Connecticut, like just about every other jurisdiction other than D.C., has adopted a version of ABA Model Rule 5.4, which prohibits nonlawyer investment and involvement, either as a partner or shareholder, in an entity offering legal services to the public. Maybe it’s time to consider the wisdom of that rule.

The origins of the prohibition go way back, right to the beginning of lawyer regulation, and reflect a concern that lawyers who had to answer to nonlawyer shareholders might put the interests of the shareholders or stakeholders above those of the clients. This is a legitimate concern, but there are ways to handle the issue other than an absolute prohibition.

For instance, the D.C. Bar has a version of the rule that allows nonlawyer involvement in an entity practicing law as long as the enterprise meets four simple requirements:

(1) The partnership or organization has as its sole purpose providing legal services to clients;

(2) All persons having such managerial authority or holding a financial interest undertake to abide by the Rules of Professional Conduct;

(3) The lawyers who have a financial interest or managerial authority in the partnership or organization undertake to be responsible for the nonlawyer participants to the same extent as if nonlawyer participants were lawyers under Rule 5.1;

(4) These conditions be set forth in writing.

Many have argued and will argue that allowing nonlawyer investment in law-providing enterprises will be yet another nail in the coffin of the profession. Many of these folks are still smarting from the Bates decision 40 years ago that allowed lawyer advertising. They also are not too keen on the use of nonlawyers for many tasks traditionally done by members of the bar. Some of them are not even very happy about computer-assisted research, preferring the old digests and encyclopedias to Westlaw or Lexis. A few won’t use email, preferring to dictate letters. I remember a huge fight we had in my firm over whether we should get a fax machine.

To these folks, I point out that the myth that lawyers aren’t running sophisticated business enterprises which look more like modern corporations than traditional law firms is just that, a myth. Firms have found simple end runs on the prohibitions on using equity shares to fund law office operations in two ways: through the use of debt and by using nonlawyer service providers for “back-office” operations.

If you don’t think borrowing to fund operations places lawyers in a bind where they have to worry about their own financial livelihoods and asset protection when considering whether to take or settle a client’s case, think again. The guarantees that accompany sophisticated borrowing keep many up at night. In the hierarchy of clients, bondholder or shareholders and self, who do you think most lawyers are going to put on top of the list?

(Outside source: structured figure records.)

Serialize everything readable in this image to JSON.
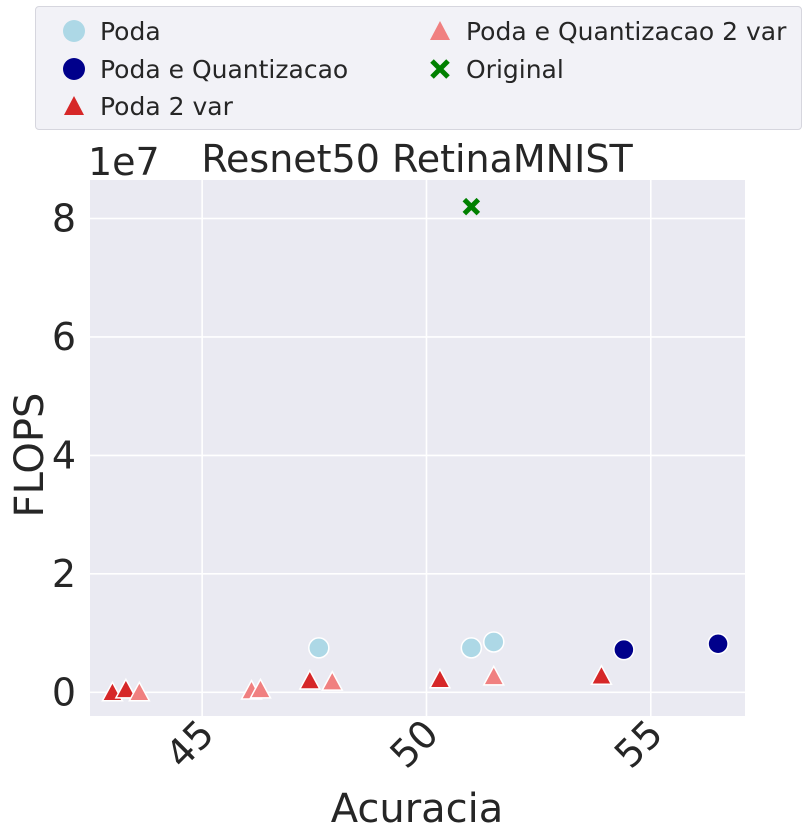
{
  "chart_data": {
    "type": "scatter",
    "title": "Resnet50 RetinaMNIST",
    "xlabel": "Acuracia",
    "ylabel": "FLOPS",
    "y_scale_label": "1e7",
    "xlim": [
      42.5,
      57.1
    ],
    "ylim": [
      -0.4,
      8.65
    ],
    "x_ticks": [
      45,
      50,
      55
    ],
    "x_tick_labels": [
      "45",
      "50",
      "55"
    ],
    "y_ticks": [
      0,
      2,
      4,
      6,
      8
    ],
    "y_tick_labels": [
      "0",
      "2",
      "4",
      "6",
      "8"
    ],
    "grid": true,
    "legend_position": "top",
    "series": [
      {
        "name": "Poda",
        "marker": "circle",
        "color": "#add8e6",
        "x": [
          47.6,
          51.0,
          51.5
        ],
        "y": [
          0.75,
          0.75,
          0.85
        ]
      },
      {
        "name": "Poda e Quantizacao",
        "marker": "circle",
        "color": "#00008b",
        "x": [
          54.4,
          56.5
        ],
        "y": [
          0.72,
          0.82
        ]
      },
      {
        "name": "Poda 2 var",
        "marker": "triangle",
        "color": "#d62728",
        "x": [
          43.0,
          43.3,
          47.4,
          50.3,
          53.9
        ],
        "y": [
          0.0,
          0.05,
          0.2,
          0.22,
          0.28
        ]
      },
      {
        "name": "Poda e Quantizacao 2 var",
        "marker": "triangle",
        "color": "#f08080",
        "x": [
          43.6,
          46.1,
          46.3,
          47.9,
          51.5
        ],
        "y": [
          0.0,
          0.03,
          0.05,
          0.18,
          0.27
        ]
      },
      {
        "name": "Original",
        "marker": "x",
        "color": "#008000",
        "x": [
          51.0
        ],
        "y": [
          8.2
        ]
      }
    ]
  }
}
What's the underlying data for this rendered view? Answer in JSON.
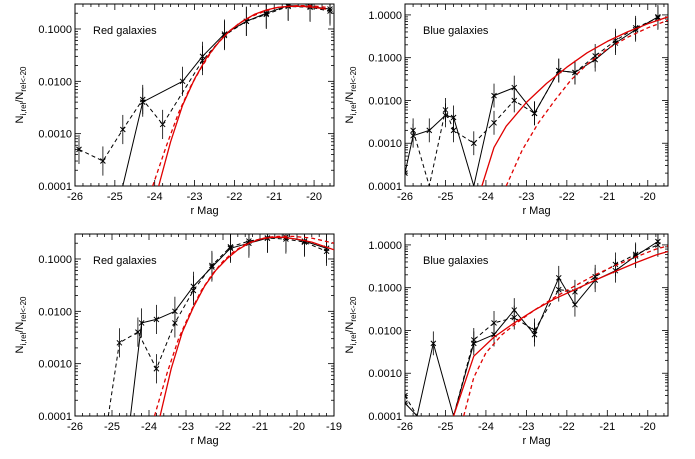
{
  "chart_data": [
    {
      "type": "line",
      "label": "Red galaxies",
      "xlabel": "r Mag",
      "ylabel": [
        "N",
        "i,rel",
        "/N",
        "rel<-20"
      ],
      "xlim": [
        -26,
        -19.5
      ],
      "ylim": [
        0.0001,
        0.3
      ],
      "yscale": "log",
      "xticks": [
        -26,
        -25,
        -24,
        -23,
        -22,
        -21,
        -20
      ],
      "yticks": [
        0.0001,
        0.001,
        0.01,
        0.1
      ],
      "ytick_labels": [
        "0.0001",
        "0.0010",
        "0.0100",
        "0.1000"
      ],
      "series": [
        {
          "style": "solid",
          "color": "#000000",
          "x": [
            -24.8,
            -24.3,
            -23.3,
            -22.8,
            -22.25,
            -21.7,
            -21.2,
            -20.65,
            -20.1,
            -19.6
          ],
          "y": [
            0.0001,
            0.004,
            0.01,
            0.03,
            0.08,
            0.14,
            0.2,
            0.28,
            0.27,
            0.24
          ]
        },
        {
          "style": "dashed",
          "color": "#000000",
          "x": [
            -25.9,
            -25.3,
            -24.8,
            -24.3,
            -23.8,
            -22.8,
            -22.25,
            -21.7,
            -21.2,
            -20.65,
            -20.1,
            -19.6
          ],
          "y": [
            0.0005,
            0.0003,
            0.0012,
            0.0045,
            0.0015,
            0.025,
            0.075,
            0.14,
            0.19,
            0.27,
            0.26,
            0.22
          ]
        },
        {
          "style": "solid",
          "color": "#e00000",
          "x": [
            -23.9,
            -23.6,
            -23.3,
            -23.0,
            -22.7,
            -22.4,
            -22.1,
            -21.8,
            -21.5,
            -21.2,
            -20.9,
            -20.6,
            -20.3,
            -20.0,
            -19.7
          ],
          "y": [
            0.0001,
            0.0007,
            0.0035,
            0.011,
            0.028,
            0.055,
            0.095,
            0.14,
            0.19,
            0.23,
            0.26,
            0.27,
            0.27,
            0.26,
            0.24
          ]
        },
        {
          "style": "dashed",
          "color": "#e00000",
          "x": [
            -24.05,
            -23.7,
            -23.4,
            -23.1,
            -22.8,
            -22.5,
            -22.2,
            -21.9,
            -21.6,
            -21.3,
            -21.0,
            -20.7,
            -20.4,
            -20.1,
            -19.7
          ],
          "y": [
            0.0001,
            0.0006,
            0.0025,
            0.008,
            0.02,
            0.045,
            0.08,
            0.125,
            0.17,
            0.21,
            0.25,
            0.27,
            0.28,
            0.28,
            0.26
          ]
        }
      ]
    },
    {
      "type": "line",
      "label": "Blue galaxies",
      "xlabel": "r Mag",
      "ylabel": [
        "N",
        "i,rel",
        "/N",
        "rel<-20"
      ],
      "xlim": [
        -26,
        -19.5
      ],
      "ylim": [
        0.0001,
        1.8
      ],
      "yscale": "log",
      "xticks": [
        -26,
        -25,
        -24,
        -23,
        -22,
        -21,
        -20
      ],
      "yticks": [
        0.0001,
        0.001,
        0.01,
        0.1,
        1.0
      ],
      "ytick_labels": [
        "0.0001",
        "0.0010",
        "0.0100",
        "0.1000",
        "1.0000"
      ],
      "series": [
        {
          "style": "solid",
          "color": "#000000",
          "x": [
            -26.0,
            -25.8,
            -25.4,
            -25.0,
            -24.8,
            -24.3,
            -23.8,
            -23.3,
            -22.8,
            -22.2,
            -21.8,
            -21.3,
            -20.8,
            -20.3,
            -19.75
          ],
          "y": [
            0.0002,
            0.0015,
            0.002,
            0.0045,
            0.004,
            0.0001,
            0.013,
            0.02,
            0.005,
            0.05,
            0.045,
            0.09,
            0.22,
            0.45,
            0.9
          ]
        },
        {
          "style": "dashed",
          "color": "#000000",
          "x": [
            -25.8,
            -25.4,
            -25.0,
            -24.8,
            -24.3,
            -23.8,
            -23.3,
            -22.8,
            -22.2,
            -21.8,
            -21.3,
            -20.8,
            -20.3,
            -19.75
          ],
          "y": [
            0.002,
            0.0001,
            0.006,
            0.002,
            0.001,
            0.003,
            0.01,
            0.005,
            0.05,
            0.045,
            0.11,
            0.25,
            0.5,
            0.85
          ]
        },
        {
          "style": "solid",
          "color": "#e00000",
          "x": [
            -24.1,
            -23.8,
            -23.5,
            -23.0,
            -22.5,
            -22.0,
            -21.5,
            -21.0,
            -20.5,
            -20.0,
            -19.5
          ],
          "y": [
            0.0001,
            0.0008,
            0.0025,
            0.009,
            0.025,
            0.06,
            0.13,
            0.24,
            0.4,
            0.62,
            0.9
          ]
        },
        {
          "style": "dashed",
          "color": "#e00000",
          "x": [
            -23.5,
            -23.1,
            -22.7,
            -22.3,
            -21.9,
            -21.5,
            -21.0,
            -20.5,
            -20.0,
            -19.5
          ],
          "y": [
            0.0001,
            0.0007,
            0.003,
            0.01,
            0.03,
            0.07,
            0.16,
            0.3,
            0.5,
            0.75
          ]
        }
      ]
    },
    {
      "type": "line",
      "label": "Red galaxies",
      "xlabel": "r Mag",
      "ylabel": [
        "N",
        "i,rel",
        "/N",
        "rel<-20"
      ],
      "xlim": [
        -26,
        -19
      ],
      "ylim": [
        0.0001,
        0.3
      ],
      "yscale": "log",
      "xticks": [
        -26,
        -25,
        -24,
        -23,
        -22,
        -21,
        -20,
        -19
      ],
      "yticks": [
        0.0001,
        0.001,
        0.01,
        0.1
      ],
      "ytick_labels": [
        "0.0001",
        "0.0010",
        "0.0100",
        "0.1000"
      ],
      "series": [
        {
          "style": "solid",
          "color": "#000000",
          "x": [
            -24.5,
            -24.2,
            -23.8,
            -23.3,
            -22.8,
            -22.3,
            -21.8,
            -21.3,
            -20.8,
            -20.3,
            -19.8,
            -19.2
          ],
          "y": [
            0.0001,
            0.006,
            0.007,
            0.01,
            0.03,
            0.07,
            0.16,
            0.2,
            0.25,
            0.26,
            0.22,
            0.16
          ]
        },
        {
          "style": "dashed",
          "color": "#000000",
          "x": [
            -25.1,
            -24.8,
            -24.3,
            -23.8,
            -23.3,
            -22.8,
            -22.3,
            -21.8,
            -21.3,
            -20.8,
            -20.3,
            -19.8,
            -19.2
          ],
          "y": [
            0.0001,
            0.0025,
            0.004,
            0.0008,
            0.006,
            0.025,
            0.075,
            0.17,
            0.22,
            0.25,
            0.24,
            0.21,
            0.14
          ]
        },
        {
          "style": "solid",
          "color": "#e00000",
          "x": [
            -23.7,
            -23.4,
            -23.1,
            -22.8,
            -22.5,
            -22.2,
            -21.9,
            -21.6,
            -21.3,
            -21.0,
            -20.7,
            -20.4,
            -20.0,
            -19.6,
            -19.0
          ],
          "y": [
            0.0001,
            0.0008,
            0.004,
            0.012,
            0.03,
            0.06,
            0.1,
            0.15,
            0.2,
            0.24,
            0.26,
            0.26,
            0.24,
            0.21,
            0.15
          ]
        },
        {
          "style": "dashed",
          "color": "#e00000",
          "x": [
            -23.85,
            -23.5,
            -23.2,
            -22.9,
            -22.6,
            -22.3,
            -22.0,
            -21.7,
            -21.4,
            -21.1,
            -20.8,
            -20.5,
            -20.1,
            -19.6,
            -19.0
          ],
          "y": [
            0.0001,
            0.0007,
            0.003,
            0.009,
            0.024,
            0.05,
            0.09,
            0.14,
            0.19,
            0.23,
            0.26,
            0.27,
            0.27,
            0.25,
            0.2
          ]
        }
      ]
    },
    {
      "type": "line",
      "label": "Blue galaxies",
      "xlabel": "r Mag",
      "ylabel": [
        "N",
        "i,rel",
        "/N",
        "rel<-20"
      ],
      "xlim": [
        -26,
        -19.5
      ],
      "ylim": [
        0.0001,
        1.8
      ],
      "yscale": "log",
      "xticks": [
        -26,
        -25,
        -24,
        -23,
        -22,
        -21,
        -20
      ],
      "yticks": [
        0.0001,
        0.001,
        0.01,
        0.1,
        1.0
      ],
      "ytick_labels": [
        "0.0001",
        "0.0010",
        "0.0100",
        "0.1000",
        "1.0000"
      ],
      "series": [
        {
          "style": "solid",
          "color": "#000000",
          "x": [
            -26.0,
            -25.7,
            -25.3,
            -24.8,
            -24.3,
            -23.8,
            -23.3,
            -22.8,
            -22.2,
            -21.8,
            -21.3,
            -20.8,
            -20.3,
            -19.75
          ],
          "y": [
            0.0002,
            0.0001,
            0.005,
            0.0001,
            0.005,
            0.008,
            0.03,
            0.008,
            0.17,
            0.04,
            0.15,
            0.25,
            0.55,
            1.2
          ]
        },
        {
          "style": "dashed",
          "color": "#000000",
          "x": [
            -26.0,
            -25.7,
            -25.3,
            -24.8,
            -24.3,
            -23.8,
            -23.3,
            -22.8,
            -22.2,
            -21.8,
            -21.3,
            -20.8,
            -20.3,
            -19.75
          ],
          "y": [
            0.0003,
            0.0001,
            0.0001,
            0.0001,
            0.006,
            0.015,
            0.02,
            0.01,
            0.09,
            0.08,
            0.18,
            0.35,
            0.6,
            1.0
          ]
        },
        {
          "style": "solid",
          "color": "#e00000",
          "x": [
            -24.8,
            -24.3,
            -23.8,
            -23.3,
            -22.8,
            -22.3,
            -21.8,
            -21.3,
            -20.8,
            -20.3,
            -19.8,
            -19.5
          ],
          "y": [
            0.0001,
            0.0025,
            0.007,
            0.015,
            0.03,
            0.055,
            0.09,
            0.15,
            0.24,
            0.38,
            0.58,
            0.7
          ]
        },
        {
          "style": "dashed",
          "color": "#e00000",
          "x": [
            -24.55,
            -24.3,
            -24.0,
            -23.6,
            -23.2,
            -22.8,
            -22.3,
            -21.8,
            -21.3,
            -20.8,
            -20.3,
            -19.8,
            -19.5
          ],
          "y": [
            0.0001,
            0.0008,
            0.003,
            0.008,
            0.016,
            0.03,
            0.06,
            0.11,
            0.2,
            0.33,
            0.52,
            0.8,
            0.95
          ]
        }
      ]
    }
  ]
}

The back-office phenomenon is a more recent work-around. Firms spin off their operations side into a separate entity which may be owned either by them or by others, but which is not a law firm. The law firm agrees to use the support firm for everything other than providing direct client services. This can include mundane stuff, such as secretarial and bookkeeping help to more sophisticated services such as legal research, document review and drafting and filing pleadings. Some day-to-day legal services, such as calendar calls, can be provided through the use of “on call” lawyers, leaving the core of true practicing lawyers to provide supervision and direct client contact. To make the spinoffs attractive to investors, the law firms enter into exclusive contracts with the service providers, guaranteeing a flow of cash to protect the interests of investors. Some lawyers have profited mightily by selling their back offices to these new entities.

All of this is very sophisticated, and very legal. It just strikes me, as with the use of debt instead of equity for financing, that it’s a lot of work to accomplish what the rule prohibits: allowing nonlawyers to serve as financial backers of and investors in law businesses. For my money, the D.C. rule is not only cleaner, it’s more honest. By the way, some other common-law countries are now allowing nonlawyer investment, just as D.C. does. And guess what? They don’t report any more horror stories about lawyers selling out clients to protect shareholders than does the D.C. Bar.

I’m not such a Pollyanna that I think this has any hope of happening in my professional life, but for the next generation of lawyers, I think it can and should. In a few years, those of us who remember lawyering before Bates will have moved on to golf, shuffleboard and square dancing. We survived advertising, as well as email, faxes, paralegals and the internet. Some day we’ll figure out how to run law firms like the businesses they are.